The business plan for the restaurant was simple, he said.

“We knew we couldn’t just try to be the cheapest place in town,” said Hurley. “So we spent money on good-quality hot dogs and Angus beef. We bought good fish and other produce. Our hot dogs and hamburgers have become our most popular items.”

Hurley said that he wanted the menu to appeal to the entire community so that he could get a varied clientele.

“We wanted this to be a place for meat eaters and vegetarians,” he said. “It’s nice when you can get a good group to go out to dinner but it gets hard when you get to the restaurant and find out that there is nothing for the vegetarians to eat. We didn’t want that to happen.”

Hurley said that he has noticed a lot of changes in Houlton since he took over the theater, all of which have brought more business into the downtown. In the gigantic theater parking lot is Zippy’s and also the newly constructed Market Square Commons, a 28-unit apartment complex that is now open. Gateway Crossing, the pedestrian footbridge that opened five years ago, also is drawing more people into the downtown, as is a newly established community market.

The movie theater also has lured people to Zippy’s. Families can now grab dinner at Zippy’s and walk a few steps into the theater to watch a movie and eat some candy for dessert. Business at the theater has increased over the past few years, he said, with movies proving to be “recessionproof.” At the same time, business at Zippy’s is largely dependent on the weather.

“If it is a nice clear day with temperatures in the 70s, we get a lot of business,” he said. “On dreary days, we aren’t so lucky.”

Hurley has approximately 13 employees who take turns working at both Zippy’s and the theater.

While Hurley keeps improving his businesses, the theater is up for sale, with Zippy’s included in the package. Hurley stands firm in his belief that the theater should be owned by a local person, saying that he and his wife view themselves simply as “caretakers” of the theater until the right buyer comes along.

Like most businesses in Houlton, Zippy’s customers span two nations.

Susan Booth is from Woodstock, New Brunswick. She was at Zippy’s on a recent weekday with her two children, Dalton, 12, and Zoe, 7. She said that she often comes to the restaurant when she brings her two children shopping in Houlton twice a month.

“I could eat their fish and chips every day of the week,” Booth said, smiling as she indulged in the beer battered, flaky haddock and crisp fries. “I get them every time.

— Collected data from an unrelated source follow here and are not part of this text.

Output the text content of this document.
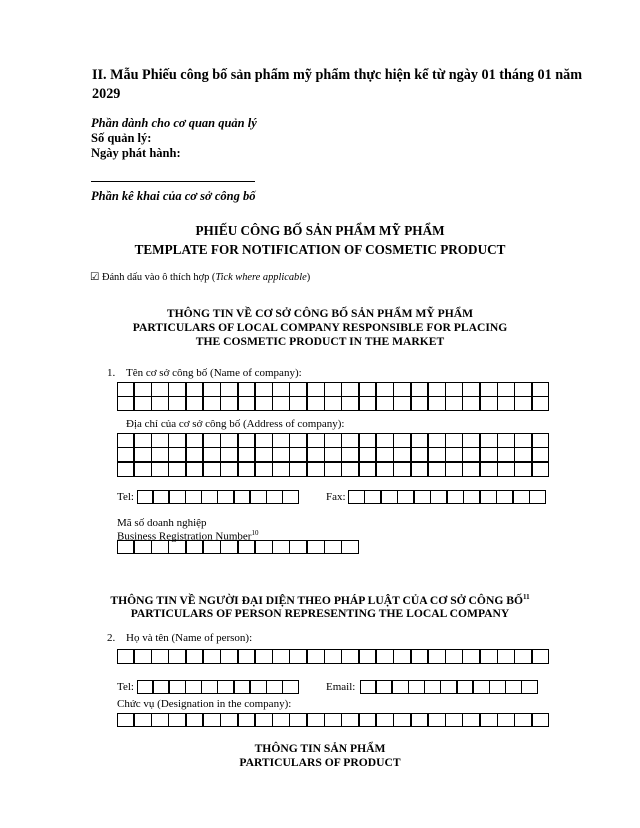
II. Mẫu Phiếu công bố sản phẩm mỹ phẩm thực hiện kể từ ngày 01 tháng 01 năm 2029
Phần dành cho cơ quan quản lý
Số quản lý:
Ngày phát hành:
Phần kê khai của cơ sở công bố
PHIẾU CÔNG BỐ SẢN PHẨM MỸ PHẨM
TEMPLATE FOR NOTIFICATION OF COSMETIC PRODUCT
☑ Đánh dấu vào ô thích hợp (Tick where applicable)
THÔNG TIN VỀ CƠ SỞ CÔNG BỐ SẢN PHẨM MỸ PHẨM
PARTICULARS OF LOCAL COMPANY RESPONSIBLE FOR PLACING
THE COSMETIC PRODUCT IN THE MARKET
1. Tên cơ sở công bố (Name of company):
Địa chỉ của cơ sở công bố (Address of company):
Tel:	Fax:
Mã số doanh nghiệp
Business Registration Number$^{10}$
THÔNG TIN VỀ NGƯỜI ĐẠI DIỆN THEO PHÁP LUẬT CỦA CƠ SỞ CÔNG BỐ$^{11}$
PARTICULARS OF PERSON REPRESENTING THE LOCAL COMPANY
2. Họ và tên (Name of person):
Tel:	Email:
Chức vụ (Designation in the company):
THÔNG TIN SẢN PHẨM
PARTICULARS OF PRODUCT
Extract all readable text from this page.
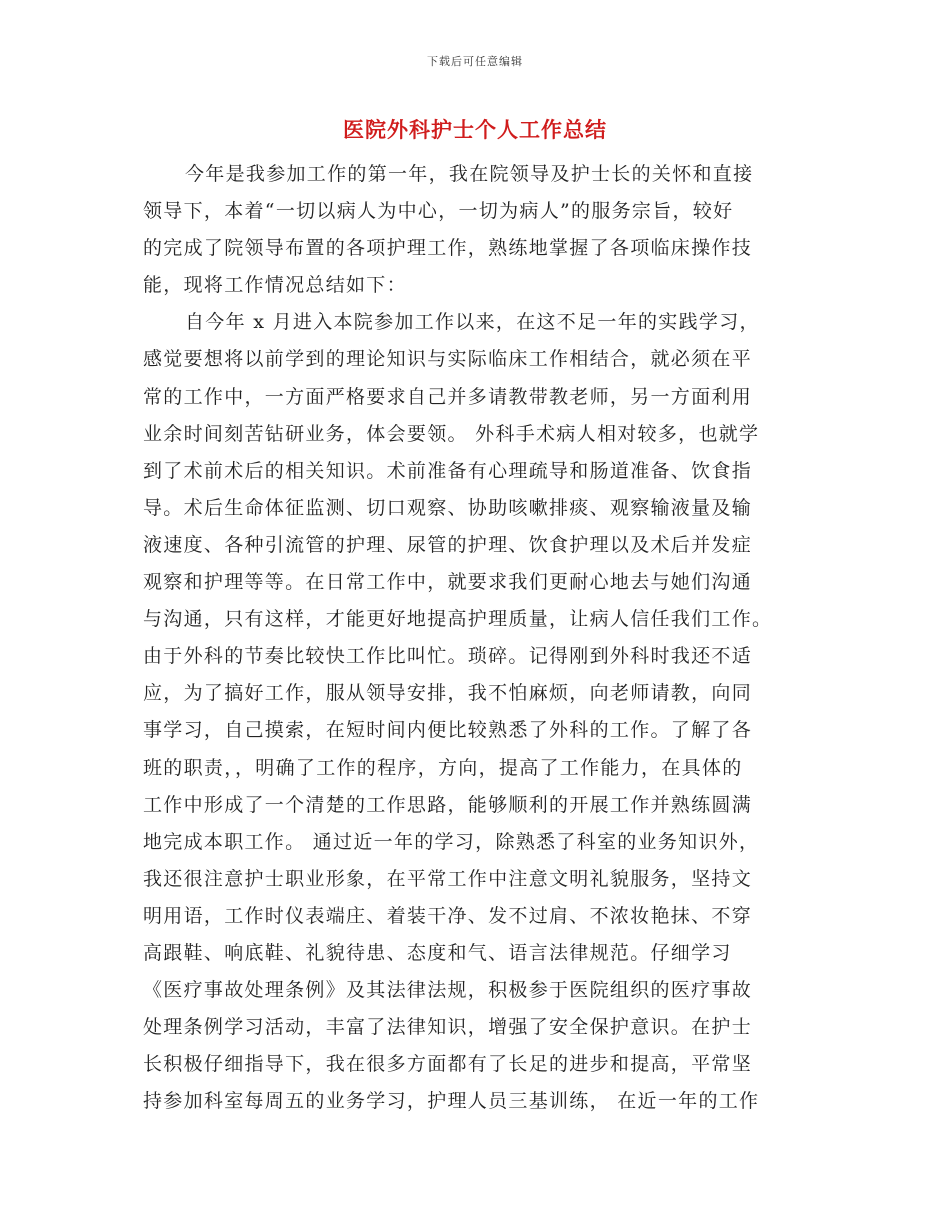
下载后可任意编辑
医院外科护士个人工作总结
今年是我参加工作的第一年，我在院领导及护士长的关怀和直接
领导下，本着“一切以病人为中心，一切为病人”的服务宗旨，较好
的完成了院领导布置的各项护理工作，熟练地掌握了各项临床操作技
能，现将工作情况总结如下：
自今年 x 月进入本院参加工作以来，在这不足一年的实践学习，
感觉要想将以前学到的理论知识与实际临床工作相结合，就必须在平
常的工作中，一方面严格要求自己并多请教带教老师，另一方面利用
业余时间刻苦钻研业务，体会要领。 外科手术病人相对较多，也就学
到了术前术后的相关知识。术前准备有心理疏导和肠道准备、饮食指
导。术后生命体征监测、切口观察、协助咳嗽排痰、观察输液量及输
液速度、各种引流管的护理、尿管的护理、饮食护理以及术后并发症
观察和护理等等。在日常工作中，就要求我们更耐心地去与她们沟通
与沟通，只有这样，才能更好地提高护理质量，让病人信任我们工作。
由于外科的节奏比较快工作比叫忙。琐碎。记得刚到外科时我还不适
应，为了搞好工作，服从领导安排，我不怕麻烦，向老师请教，向同
事学习，自己摸索，在短时间内便比较熟悉了外科的工作。了解了各
班的职责，，明确了工作的程序，方向，提高了工作能力，在具体的
工作中形成了一个清楚的工作思路，能够顺利的开展工作并熟练圆满
地完成本职工作。 通过近一年的学习，除熟悉了科室的业务知识外，
我还很注意护士职业形象，在平常工作中注意文明礼貌服务，坚持文
明用语，工作时仪表端庄、着装干净、发不过肩、不浓妆艳抹、不穿
高跟鞋、响底鞋、礼貌待患、态度和气、语言法律规范。仔细学习
《医疗事故处理条例》及其法律法规，积极参于医院组织的医疗事故
处理条例学习活动，丰富了法律知识，增强了安全保护意识。在护士
长积极仔细指导下，我在很多方面都有了长足的进步和提高，平常坚
持参加科室每周五的业务学习，护理人员三基训练， 在近一年的工作
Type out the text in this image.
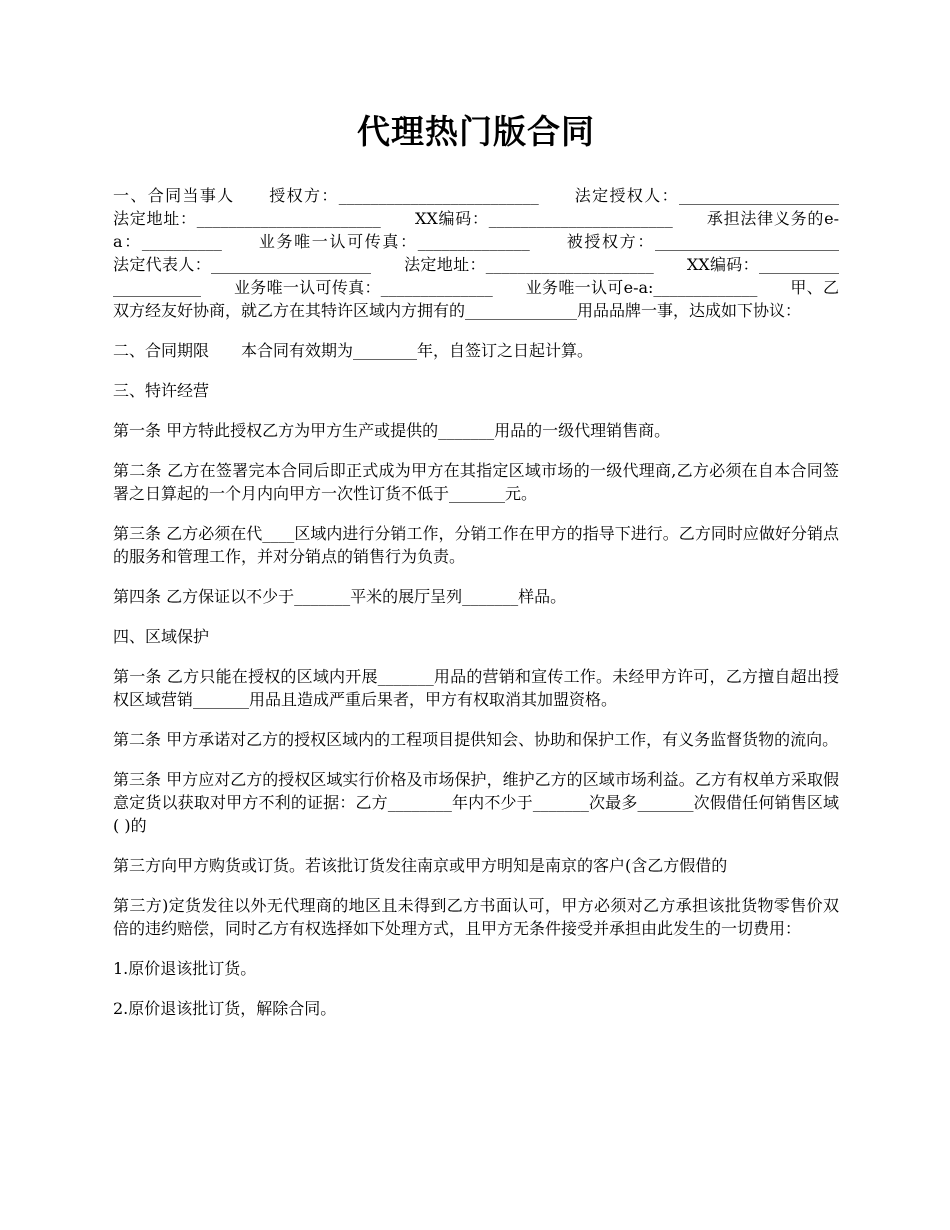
代理热门版合同

一、合同当事人　　授权方：_________________________　　法定授权人：____________________　　法定地址：_______________________　　XX编码：_______________________　　承担法律义务的e-a：__________　　业务唯一认可传真：______________　　被授权方：_______________________　　法定代表人：____________________　　法定地址：_____________________　　XX编码：_____________________　　业务唯一认可传真：______________　　业务唯一认可e-a:_____________　　甲、乙双方经友好协商，就乙方在其特许区域内方拥有的______________用品品牌一事，达成如下协议：

二、合同期限　　本合同有效期为________年，自签订之日起计算。

三、特许经营

第一条 甲方特此授权乙方为甲方生产或提供的_______用品的一级代理销售商。

第二条 乙方在签署完本合同后即正式成为甲方在其指定区域市场的一级代理商,乙方必须在自本合同签署之日算起的一个月内向甲方一次性订货不低于_______元。

第三条 乙方必须在代____区域内进行分销工作，分销工作在甲方的指导下进行。乙方同时应做好分销点的服务和管理工作，并对分销点的销售行为负责。

第四条 乙方保证以不少于_______平米的展厅呈列_______样品。

四、区域保护

第一条 乙方只能在授权的区域内开展_______用品的营销和宣传工作。未经甲方许可，乙方擅自超出授权区域营销_______用品且造成严重后果者，甲方有权取消其加盟资格。

第二条 甲方承诺对乙方的授权区域内的工程项目提供知会、协助和保护工作，有义务监督货物的流向。

第三条 甲方应对乙方的授权区域实行价格及市场保护，维护乙方的区域市场利益。乙方有权单方采取假意定货以获取对甲方不利的证据：乙方________年内不少于_______次最多_______次假借任何销售区域( )的

第三方向甲方购货或订货。若该批订货发往南京或甲方明知是南京的客户(含乙方假借的

第三方)定货发往以外无代理商的地区且未得到乙方书面认可，甲方必须对乙方承担该批货物零售价双倍的违约赔偿，同时乙方有权选择如下处理方式，且甲方无条件接受并承担由此发生的一切费用：

1.原价退该批订货。

2.原价退该批订货，解除合同。
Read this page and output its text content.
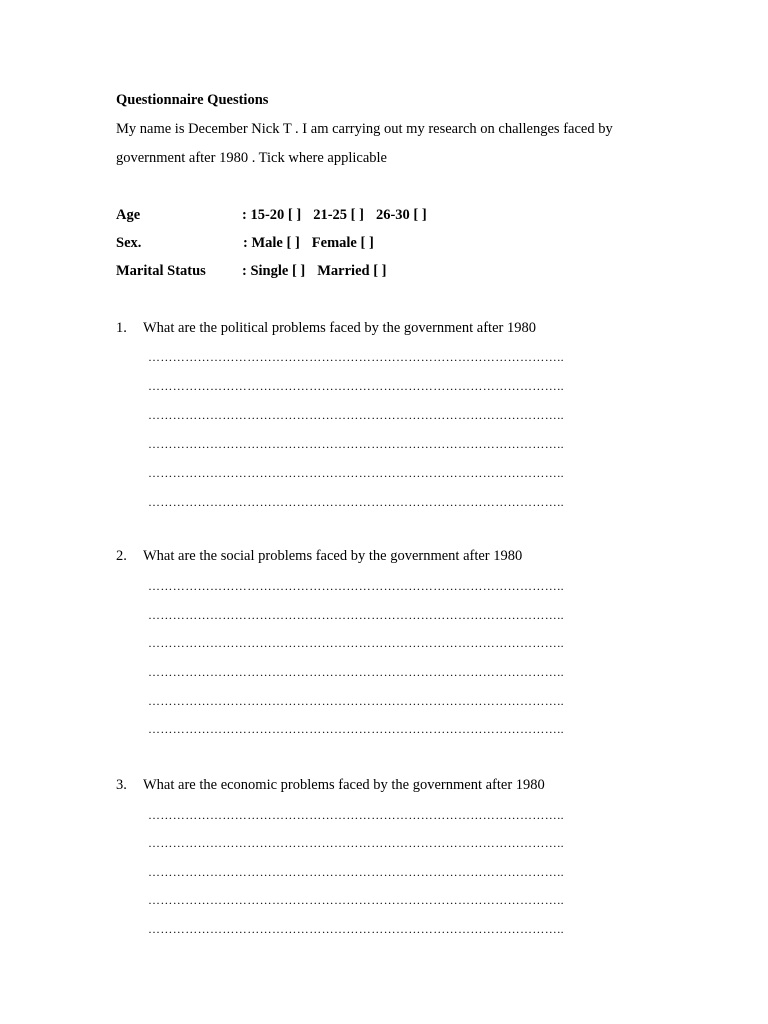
Questionnaire Questions
My name is December Nick T . I am carrying out my research on challenges faced by
government after 1980 . Tick where applicable
Age	: 15-20 [ ] 21-25 [ ] 26-30 [ ]
Sex.	: Male [ ] Female [ ]
Marital Status : Single [ ] Married [ ]
1. What are the political problems faced by the government after 1980
………………………………………………………………………………………..
………………………………………………………………………………………..
………………………………………………………………………………………..
………………………………………………………………………………………..
………………………………………………………………………………………..
………………………………………………………………………………………..
2. What are the social problems faced by the government after 1980
………………………………………………………………………………………..
………………………………………………………………………………………..
………………………………………………………………………………………..
………………………………………………………………………………………..
………………………………………………………………………………………..
………………………………………………………………………………………..
3. What are the economic problems faced by the government after 1980
………………………………………………………………………………………..
………………………………………………………………………………………..
………………………………………………………………………………………..
………………………………………………………………………………………..
………………………………………………………………………………………..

I love that I can bring the whole family here and it’s sometimes less expensive than a fast-food restaurant.”

Dalton Booth, admittedly, is prone to ordering “crazy combinations” of food. Lunching with his mother and sister, he was sampling nachos and a haddock sandwich.

“I like the sliders the best,” he said, referring to Zippy’s miniburgers. “This is really the first outdoor restaurant I’ve ever been to. I like watching the people go by.”

Mike Trenton of Houlton also is a repeat customer. He said that he comes to Zippy’s “once or twice a week,” mainly for its Texas BBQ burger or a wrap.

“I eat the onion rings a lot, too,” he said. “I can’t help myself. They are too good. You get a lot of food here quickly for a fair price. It is what you would want out of any restaurant.”

Hurley said that he has thought of expanding to make Zippy’s a year-round restaurant instead of closing in mid-September, but the price isn’t right at the moment. Right now, he is satisfied with his space and the impact it’s having on the community.

“Businesswise, this is an itch I’ve wanted to scratch for a while and I got do to it,” he said. “This is an amazing town and my wife and I have got to contribute to it just a little bit. That makes us really happy.”